「ライオンとネズミ」(イソップ/原作 ジェリー・ピンクニー/作 さくまゆみこ/訳 光村教育図書 2010)
あるとき、1匹のネズミが、眠っているライオンをうっかり起こしてしまいました。でも、ライオンは捕まえたネズミを逃がしてやりました。その後、ライオンは猟師の罠にかかり、網に捕らわれてしまいますが、そこへネズミが駆けつけます──。
イソップ物語の「ライオンとネズミ」をもとにした絵本です。本書には文章がありません。たくさんあるイソップ絵本のなかで、動物の鳴き声と擬音だけで物語を構成したところに本書の新味があります。また、ライオンとネズミだけでなく、いろんな動物がえがかれているところが楽しいです。作者あとがきには、こんなとこが書いてあります。

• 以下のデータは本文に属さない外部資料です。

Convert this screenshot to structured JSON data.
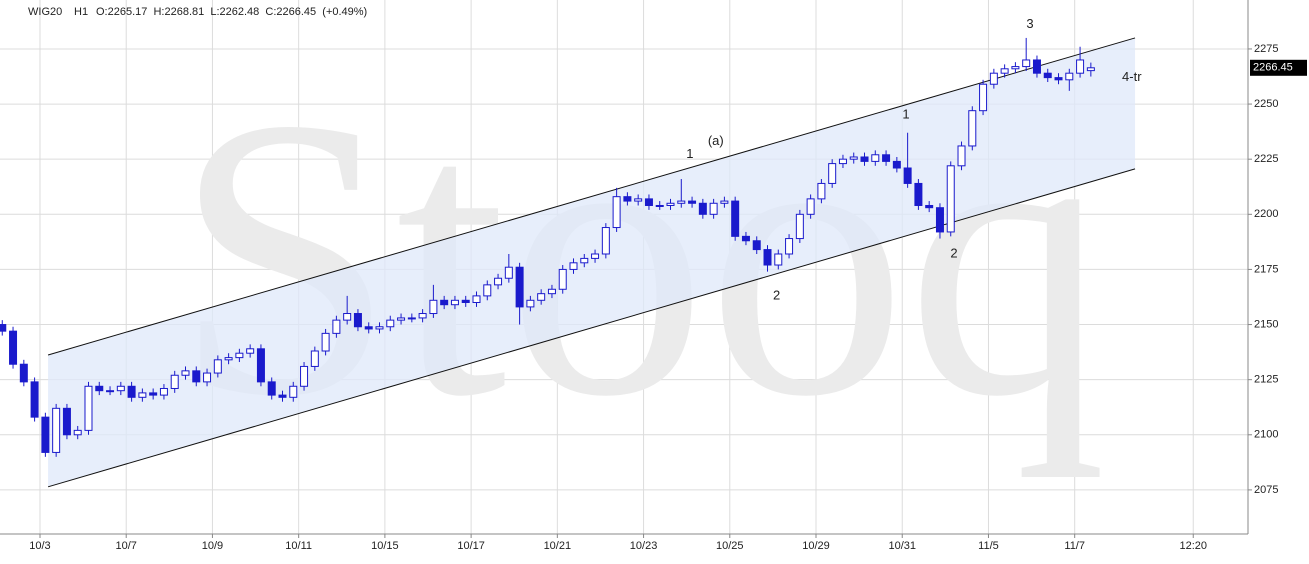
{
  "chart_data": {
    "type": "candlestick",
    "title": "WIG20",
    "interval": "H1",
    "ohlc_text": "O:2265.17  H:2268.81  L:2262.48  C:2266.45  (+0.49%)",
    "watermark": "Stooq",
    "color": "#1a1acc",
    "grid": true,
    "last_price": 2266.45,
    "xlim": [
      -7.42,
      224.16
    ],
    "xticks": [
      {
        "value": 0,
        "label": "10/3"
      },
      {
        "value": 16,
        "label": "10/7"
      },
      {
        "value": 32,
        "label": "10/9"
      },
      {
        "value": 48,
        "label": "10/11"
      },
      {
        "value": 64,
        "label": "10/15"
      },
      {
        "value": 80,
        "label": "10/17"
      },
      {
        "value": 96,
        "label": "10/21"
      },
      {
        "value": 112,
        "label": "10/23"
      },
      {
        "value": 128,
        "label": "10/25"
      },
      {
        "value": 144,
        "label": "10/29"
      },
      {
        "value": 160,
        "label": "10/31"
      },
      {
        "value": 176,
        "label": "11/5"
      },
      {
        "value": 192,
        "label": "11/7"
      },
      {
        "value": 214,
        "label": "12:20"
      }
    ],
    "ylim": [
      2055,
      2297.2
    ],
    "yticks": [
      2075,
      2100,
      2125,
      2150,
      2175,
      2200,
      2225,
      2250,
      2275
    ],
    "x": [
      -7,
      -5,
      -3,
      -1,
      1,
      3,
      5,
      7,
      9,
      11,
      13,
      15,
      17,
      19,
      21,
      23,
      25,
      27,
      29,
      31,
      33,
      35,
      37,
      39,
      41,
      43,
      45,
      47,
      49,
      51,
      53,
      55,
      57,
      59,
      61,
      63,
      65,
      67,
      69,
      71,
      73,
      75,
      77,
      79,
      81,
      83,
      85,
      87,
      89,
      91,
      93,
      95,
      97,
      99,
      101,
      103,
      105,
      107,
      109,
      111,
      113,
      115,
      117,
      119,
      121,
      123,
      125,
      127,
      129,
      131,
      133,
      135,
      137,
      139,
      141,
      143,
      145,
      147,
      149,
      151,
      153,
      155,
      157,
      159,
      161,
      163,
      165,
      167,
      169,
      171,
      173,
      175,
      177,
      179,
      181,
      183,
      185,
      187,
      189,
      191,
      193,
      195
    ],
    "open": [
      2150,
      2147,
      2132,
      2124,
      2108,
      2092,
      2112,
      2100,
      2102,
      2122,
      2120,
      2120,
      2122,
      2117,
      2119,
      2118,
      2121,
      2127,
      2129,
      2124,
      2128,
      2134,
      2135,
      2137,
      2139,
      2124,
      2118,
      2117,
      2122,
      2131,
      2138,
      2146,
      2152,
      2155,
      2149,
      2148,
      2149,
      2152,
      2153,
      2153,
      2155,
      2161,
      2159,
      2161,
      2160,
      2163,
      2168,
      2171,
      2176,
      2158,
      2161,
      2164,
      2166,
      2175,
      2178,
      2180,
      2182,
      2194,
      2208,
      2206,
      2207,
      2204,
      2204,
      2205,
      2206,
      2205,
      2200,
      2205,
      2206,
      2190,
      2188,
      2184,
      2177,
      2182,
      2189,
      2200,
      2207,
      2214,
      2223,
      2225,
      2226,
      2224,
      2227,
      2224,
      2221,
      2214,
      2204,
      2203,
      2192,
      2222,
      2231,
      2247,
      2259,
      2264,
      2266,
      2267,
      2270,
      2264,
      2262,
      2261,
      2264,
      2265.17
    ],
    "high": [
      2152,
      2149,
      2134,
      2126,
      2110,
      2114,
      2114,
      2104,
      2124,
      2124,
      2122,
      2124,
      2124,
      2121,
      2121,
      2123,
      2129,
      2131,
      2131,
      2130,
      2136,
      2137,
      2139,
      2141,
      2141,
      2126,
      2120,
      2124,
      2133,
      2140,
      2148,
      2154,
      2163,
      2157,
      2151,
      2151,
      2154,
      2155,
      2155,
      2157,
      2168,
      2163,
      2163,
      2163,
      2165,
      2170,
      2173,
      2182,
      2178,
      2163,
      2166,
      2168,
      2177,
      2180,
      2182,
      2184,
      2196,
      2212,
      2210,
      2209,
      2209,
      2206,
      2207,
      2216,
      2208,
      2207,
      2207,
      2208,
      2208,
      2192,
      2190,
      2186,
      2184,
      2191,
      2202,
      2209,
      2216,
      2225,
      2227,
      2228,
      2228,
      2229,
      2229,
      2226,
      2237,
      2216,
      2206,
      2205,
      2224,
      2233,
      2249,
      2261,
      2266,
      2268,
      2269,
      2280,
      2272,
      2266,
      2264,
      2266,
      2276,
      2268.81
    ],
    "low": [
      2145,
      2130,
      2122,
      2106,
      2090,
      2090,
      2098,
      2098,
      2100,
      2118,
      2118,
      2118,
      2115,
      2115,
      2116,
      2116,
      2119,
      2125,
      2122,
      2122,
      2126,
      2132,
      2133,
      2135,
      2122,
      2116,
      2115,
      2115,
      2120,
      2129,
      2136,
      2144,
      2150,
      2147,
      2146,
      2146,
      2147,
      2150,
      2151,
      2151,
      2153,
      2157,
      2157,
      2158,
      2158,
      2161,
      2166,
      2169,
      2150,
      2156,
      2159,
      2162,
      2164,
      2173,
      2176,
      2178,
      2180,
      2192,
      2204,
      2204,
      2202,
      2202,
      2202,
      2203,
      2203,
      2198,
      2198,
      2203,
      2188,
      2186,
      2182,
      2174,
      2175,
      2180,
      2187,
      2198,
      2205,
      2212,
      2221,
      2223,
      2222,
      2222,
      2222,
      2219,
      2212,
      2202,
      2201,
      2189,
      2190,
      2220,
      2229,
      2245,
      2257,
      2262,
      2264,
      2265,
      2262,
      2260,
      2259,
      2256,
      2262,
      2262.48
    ],
    "close": [
      2147,
      2132,
      2124,
      2108,
      2092,
      2112,
      2100,
      2102,
      2122,
      2120,
      2120,
      2122,
      2117,
      2119,
      2118,
      2121,
      2127,
      2129,
      2124,
      2128,
      2134,
      2135,
      2137,
      2139,
      2124,
      2118,
      2117,
      2122,
      2131,
      2138,
      2146,
      2152,
      2155,
      2149,
      2148,
      2149,
      2152,
      2153,
      2153,
      2155,
      2161,
      2159,
      2161,
      2160,
      2163,
      2168,
      2171,
      2176,
      2158,
      2161,
      2164,
      2166,
      2175,
      2178,
      2180,
      2182,
      2194,
      2208,
      2206,
      2207,
      2204,
      2204,
      2205,
      2206,
      2205,
      2200,
      2205,
      2206,
      2190,
      2188,
      2184,
      2177,
      2182,
      2189,
      2200,
      2207,
      2214,
      2223,
      2225,
      2226,
      2224,
      2227,
      2224,
      2221,
      2214,
      2204,
      2203,
      2192,
      2222,
      2231,
      2247,
      2259,
      2264,
      2266,
      2267,
      2270,
      2264,
      2262,
      2261,
      2264,
      2270,
      2266.45
    ],
    "channel": {
      "x": [
        1.5,
        203.2
      ],
      "upper": [
        2136.2,
        2280.0
      ],
      "lower": [
        2076.4,
        2220.6
      ],
      "color": "#dfe8fa"
    },
    "annotations": [
      {
        "text": "1",
        "x": 120.6,
        "y": 2227
      },
      {
        "text": "(a)",
        "x": 125.4,
        "y": 2233
      },
      {
        "text": "2",
        "x": 136.7,
        "y": 2163
      },
      {
        "text": "1",
        "x": 160.7,
        "y": 2245
      },
      {
        "text": "2",
        "x": 169.6,
        "y": 2182
      },
      {
        "text": "3",
        "x": 183.7,
        "y": 2286
      },
      {
        "text": "4-tr",
        "x": 202.6,
        "y": 2262
      }
    ]
  }
}
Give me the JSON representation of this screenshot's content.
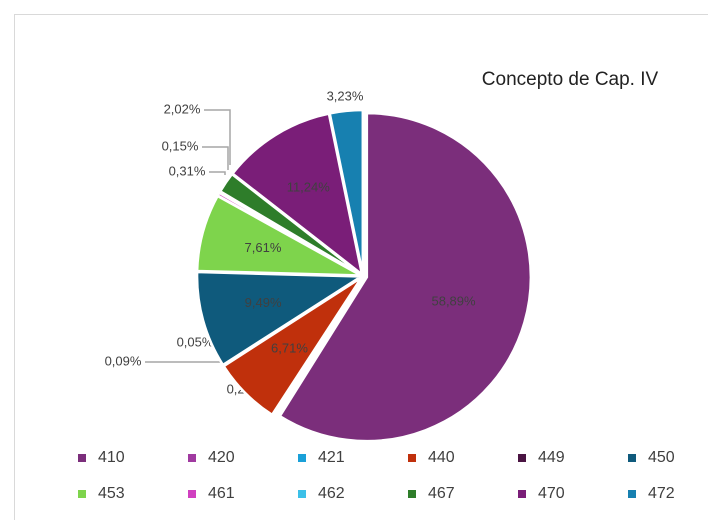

「子どものときのわたしは、ひかえめなねずみの決断によって百獣の王の命がすくわれることに、わくわくしていましたが、おとなになったわたしは、ライオンもねずみも、どちらも大きな心をもっていることにきづいたのです。勇気をふりしぼったねずみも、そして獣の本能をこえて小さな獲物をはなしてやったライオンも、心がとても広い。そこでわたしは、本書のカバーには、このゆうかんな二ひきの動物がどうどうと目を合わせているところを、たっぷりスペースをとってえがきました」
おかげで、本書のカバーには、ライオンの顔がアップでえがかれているほか、タイトルすらありません。2010年度コールデコット賞受賞。小学校低学年向き。